Better heuristic to find license types
* Handle lower case file names like LICENSE-Apache.
* Use "license" key value in Cargo.toml if LICENSE-* files are missing.
* Recognize license type: ISC
* Improve readability of a sequence of if-statements.
Bug: 170254513
Test: get_rust_pkg.py --add3prf time-macros-impl
Test: run add3prf.py in current rust/crates/* projects
Change-Id: I9642f52090b20922302513a94fa97d41277f9762
diff --git a/scripts/add3prf.py b/scripts/add3prf.py
index 6b1b13c..bc23306 100755
--- a/scripts/add3prf.py
+++ b/scripts/add3prf.py
@@ -16,6 +16,7 @@
"""Add files to a Rust package for third party review."""
import datetime
+import glob
import json
import os
import pathlib
@@ -30,6 +31,8 @@
DESCRIPTION_MATCHER = re.compile(DESCRIPTION_PATTERN)

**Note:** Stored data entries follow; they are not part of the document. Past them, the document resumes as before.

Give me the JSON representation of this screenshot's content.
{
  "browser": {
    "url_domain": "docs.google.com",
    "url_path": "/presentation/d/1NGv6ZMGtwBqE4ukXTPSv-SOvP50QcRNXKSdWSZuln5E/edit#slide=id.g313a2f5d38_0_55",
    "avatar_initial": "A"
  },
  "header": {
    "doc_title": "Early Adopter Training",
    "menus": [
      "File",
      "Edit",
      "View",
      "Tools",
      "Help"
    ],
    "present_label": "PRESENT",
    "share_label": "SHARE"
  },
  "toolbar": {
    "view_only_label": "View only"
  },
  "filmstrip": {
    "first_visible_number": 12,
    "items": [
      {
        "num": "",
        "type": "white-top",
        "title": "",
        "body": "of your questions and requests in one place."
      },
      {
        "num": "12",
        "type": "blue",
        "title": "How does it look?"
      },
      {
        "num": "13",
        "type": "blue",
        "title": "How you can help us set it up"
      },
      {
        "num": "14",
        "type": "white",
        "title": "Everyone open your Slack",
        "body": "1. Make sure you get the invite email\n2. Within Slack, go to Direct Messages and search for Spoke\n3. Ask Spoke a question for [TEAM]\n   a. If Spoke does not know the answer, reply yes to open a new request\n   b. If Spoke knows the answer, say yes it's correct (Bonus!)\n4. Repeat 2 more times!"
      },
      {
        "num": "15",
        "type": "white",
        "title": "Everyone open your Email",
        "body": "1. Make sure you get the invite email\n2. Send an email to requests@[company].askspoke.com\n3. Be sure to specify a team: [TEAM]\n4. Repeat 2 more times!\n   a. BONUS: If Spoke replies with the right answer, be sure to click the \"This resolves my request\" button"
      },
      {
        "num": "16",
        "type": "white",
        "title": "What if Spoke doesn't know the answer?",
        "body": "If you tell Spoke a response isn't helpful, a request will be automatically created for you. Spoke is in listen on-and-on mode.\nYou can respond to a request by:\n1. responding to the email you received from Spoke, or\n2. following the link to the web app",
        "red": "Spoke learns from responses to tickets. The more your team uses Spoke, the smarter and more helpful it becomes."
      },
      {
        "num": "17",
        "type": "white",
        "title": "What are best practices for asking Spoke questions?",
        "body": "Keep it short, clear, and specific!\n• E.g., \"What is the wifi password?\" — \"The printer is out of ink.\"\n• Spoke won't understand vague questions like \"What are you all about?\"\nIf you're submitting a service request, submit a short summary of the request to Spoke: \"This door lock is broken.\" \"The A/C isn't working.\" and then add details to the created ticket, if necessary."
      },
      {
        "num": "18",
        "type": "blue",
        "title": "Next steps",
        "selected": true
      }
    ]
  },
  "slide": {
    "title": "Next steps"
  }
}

# NOTE: This description one-liner pattern fails to match
# multi-line descriptions in some Rust crates, e.g. shlex.
+LICENSE_PATTERN = r"^license *= *\"(.+)\""

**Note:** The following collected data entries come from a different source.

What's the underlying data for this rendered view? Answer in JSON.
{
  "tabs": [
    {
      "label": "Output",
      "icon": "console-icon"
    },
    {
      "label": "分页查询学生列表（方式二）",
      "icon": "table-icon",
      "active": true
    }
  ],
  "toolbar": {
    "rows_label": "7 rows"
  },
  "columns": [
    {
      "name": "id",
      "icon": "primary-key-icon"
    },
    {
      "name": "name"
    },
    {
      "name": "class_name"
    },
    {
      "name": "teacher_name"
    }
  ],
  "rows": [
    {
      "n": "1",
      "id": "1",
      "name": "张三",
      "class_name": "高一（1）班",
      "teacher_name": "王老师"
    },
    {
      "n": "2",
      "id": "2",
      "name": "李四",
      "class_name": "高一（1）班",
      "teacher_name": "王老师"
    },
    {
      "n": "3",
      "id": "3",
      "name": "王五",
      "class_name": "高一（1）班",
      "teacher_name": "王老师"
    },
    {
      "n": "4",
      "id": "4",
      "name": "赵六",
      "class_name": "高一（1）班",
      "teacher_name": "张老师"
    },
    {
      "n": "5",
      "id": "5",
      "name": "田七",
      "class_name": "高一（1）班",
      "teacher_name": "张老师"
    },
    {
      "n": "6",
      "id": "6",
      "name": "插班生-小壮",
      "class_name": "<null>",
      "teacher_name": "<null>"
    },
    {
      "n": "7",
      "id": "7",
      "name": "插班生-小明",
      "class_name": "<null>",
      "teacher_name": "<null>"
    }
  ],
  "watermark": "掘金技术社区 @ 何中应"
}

+LICENSE_MATCHER = re.compile(LICENSE_PATTERN)
# patterns to match year/month/day in METADATA
YMD_PATTERN = r"^ +(year|month|day): (.+)$"
@@ -119,28 +122,48 @@
with open(license_file, "r") as input_file:
for line in input_file:
if APACHE_MATCHER.match(line):
- return "APACHE2"
+ return "APACHE2", license_file
if MIT_MATCHER.match(line):
- return "MIT"
+ return "MIT", license_file
if BSD_MATCHER.match(line):
- return "BSD_LIKE"
+ return "BSD_LIKE", license_file
print("ERROR: cannot decide license type in", license_file,
" assume BSD_LIKE")
- return "BSD_LIKE"
+ return "BSD_LIKE", license_file
-def decide_license_type():
+def decide_license_type(cargo_license):
"""Check LICENSE* files to determine the license type."""
# Most crates.io packages have both APACHE and MIT.

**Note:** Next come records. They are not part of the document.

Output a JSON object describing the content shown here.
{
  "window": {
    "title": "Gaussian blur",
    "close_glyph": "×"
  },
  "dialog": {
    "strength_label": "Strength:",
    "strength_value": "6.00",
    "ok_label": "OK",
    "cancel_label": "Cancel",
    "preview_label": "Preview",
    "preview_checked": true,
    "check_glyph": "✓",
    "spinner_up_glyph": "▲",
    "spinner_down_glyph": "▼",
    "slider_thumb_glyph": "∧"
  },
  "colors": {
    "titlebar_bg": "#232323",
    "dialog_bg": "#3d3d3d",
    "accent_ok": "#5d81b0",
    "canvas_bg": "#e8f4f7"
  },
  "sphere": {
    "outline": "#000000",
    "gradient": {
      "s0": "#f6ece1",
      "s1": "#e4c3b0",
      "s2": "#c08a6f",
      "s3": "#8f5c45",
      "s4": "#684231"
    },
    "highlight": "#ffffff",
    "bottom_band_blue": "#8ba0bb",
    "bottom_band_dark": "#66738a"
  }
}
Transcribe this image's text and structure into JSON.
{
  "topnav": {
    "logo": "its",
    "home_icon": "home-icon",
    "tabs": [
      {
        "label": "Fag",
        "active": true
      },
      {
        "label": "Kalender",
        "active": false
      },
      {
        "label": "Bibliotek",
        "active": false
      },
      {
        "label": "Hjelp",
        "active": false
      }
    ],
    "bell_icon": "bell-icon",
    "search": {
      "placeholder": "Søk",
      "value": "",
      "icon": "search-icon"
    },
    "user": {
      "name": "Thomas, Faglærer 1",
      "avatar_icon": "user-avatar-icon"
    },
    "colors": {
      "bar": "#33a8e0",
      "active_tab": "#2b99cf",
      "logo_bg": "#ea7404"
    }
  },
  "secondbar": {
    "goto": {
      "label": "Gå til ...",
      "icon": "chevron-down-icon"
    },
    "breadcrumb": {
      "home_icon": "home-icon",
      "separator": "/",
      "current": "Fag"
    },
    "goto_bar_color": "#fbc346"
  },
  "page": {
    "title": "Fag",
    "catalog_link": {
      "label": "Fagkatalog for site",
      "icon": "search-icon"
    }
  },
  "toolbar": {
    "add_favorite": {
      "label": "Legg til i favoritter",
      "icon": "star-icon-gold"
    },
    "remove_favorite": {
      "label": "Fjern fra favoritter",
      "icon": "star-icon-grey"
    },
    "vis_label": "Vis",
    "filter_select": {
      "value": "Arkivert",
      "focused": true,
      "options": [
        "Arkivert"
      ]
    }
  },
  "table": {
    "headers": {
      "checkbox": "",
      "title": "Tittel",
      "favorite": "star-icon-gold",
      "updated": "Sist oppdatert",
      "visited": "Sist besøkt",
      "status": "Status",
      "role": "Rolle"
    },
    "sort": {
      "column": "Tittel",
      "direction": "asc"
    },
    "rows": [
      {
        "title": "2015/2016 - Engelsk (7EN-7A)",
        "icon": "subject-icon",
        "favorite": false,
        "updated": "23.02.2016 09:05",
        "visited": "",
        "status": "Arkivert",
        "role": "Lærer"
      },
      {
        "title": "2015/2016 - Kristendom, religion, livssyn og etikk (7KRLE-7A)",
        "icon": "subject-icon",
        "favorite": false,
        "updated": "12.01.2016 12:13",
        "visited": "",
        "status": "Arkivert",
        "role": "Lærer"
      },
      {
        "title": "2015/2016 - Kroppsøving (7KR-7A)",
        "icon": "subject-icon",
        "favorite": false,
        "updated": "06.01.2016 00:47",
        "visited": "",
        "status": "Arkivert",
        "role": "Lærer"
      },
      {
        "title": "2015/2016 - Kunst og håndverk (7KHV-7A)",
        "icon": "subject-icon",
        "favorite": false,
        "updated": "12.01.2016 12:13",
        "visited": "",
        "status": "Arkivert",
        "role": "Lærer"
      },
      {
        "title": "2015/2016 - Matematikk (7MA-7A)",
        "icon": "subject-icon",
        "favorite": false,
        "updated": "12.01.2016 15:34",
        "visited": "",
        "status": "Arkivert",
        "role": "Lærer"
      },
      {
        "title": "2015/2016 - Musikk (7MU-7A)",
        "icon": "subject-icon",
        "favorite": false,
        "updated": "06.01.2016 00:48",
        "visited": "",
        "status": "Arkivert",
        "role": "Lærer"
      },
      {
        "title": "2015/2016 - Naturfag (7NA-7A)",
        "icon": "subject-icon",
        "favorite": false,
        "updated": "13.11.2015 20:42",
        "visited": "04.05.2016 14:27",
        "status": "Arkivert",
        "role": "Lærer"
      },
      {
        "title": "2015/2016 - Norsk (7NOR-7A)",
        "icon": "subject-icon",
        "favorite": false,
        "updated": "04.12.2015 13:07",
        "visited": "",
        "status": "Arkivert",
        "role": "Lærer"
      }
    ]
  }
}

- if os.path.exists("LICENSE-APACHE"):
- return "APACHE2"
- if os.path.exists("LICENSE-MIT"):
- return "MIT"
+ # Some crate like time-macros-impl uses lower case names like LICENSE-Apache.
+ targets = {}
+ license_file = "unknown-file"
+ for license_file in glob.glob("./LICENSE*"):
+ license_file = license_file[2:]
+ lowered_name = license_file.lower()
+ if lowered_name == "license-apache":
+ targets["APACHE2"] = license_file
+ elif lowered_name == "license-mit":
+ targets["MIT"] = license_file
+ # Prefer APACHE2 over MIT license type.
+ for license_type in ["APACHE2", "MIT"]:
+ if license_type in targets:
+ return license_type, targets[license_type]
+ # Use cargo_license found in Cargo.toml.
+ if "Apache" in cargo_license:
+ return "APACHE2", license_file
+ if "MIT" in cargo_license:
+ return "MIT", license_file
+ if "BSD" in cargo_license:
+ return "BSD_LIKE", license_file
+ if "ISC" in cargo_license:
+ return "ISC", license_file
+ # Try to find key words in LICENSE* files.
for license_file in ["LICENSE", "LICENSE.txt"]:
if os.path.exists(license_file):
return grep_license_keyword(license_file)
print("ERROR: missing LICENSE-{APACHE,MIT}; assume BSD_LIKE")
- return "BSD_LIKE"
+ return "BSD_LIKE", "unknown-file"
def add_notice():
@@ -152,48 +175,27 @@
print("ERROR: missing NOTICE and LICENSE")
-def license_link_target(license_type):
- """Return the LICENSE-* target file for LICENSE link."""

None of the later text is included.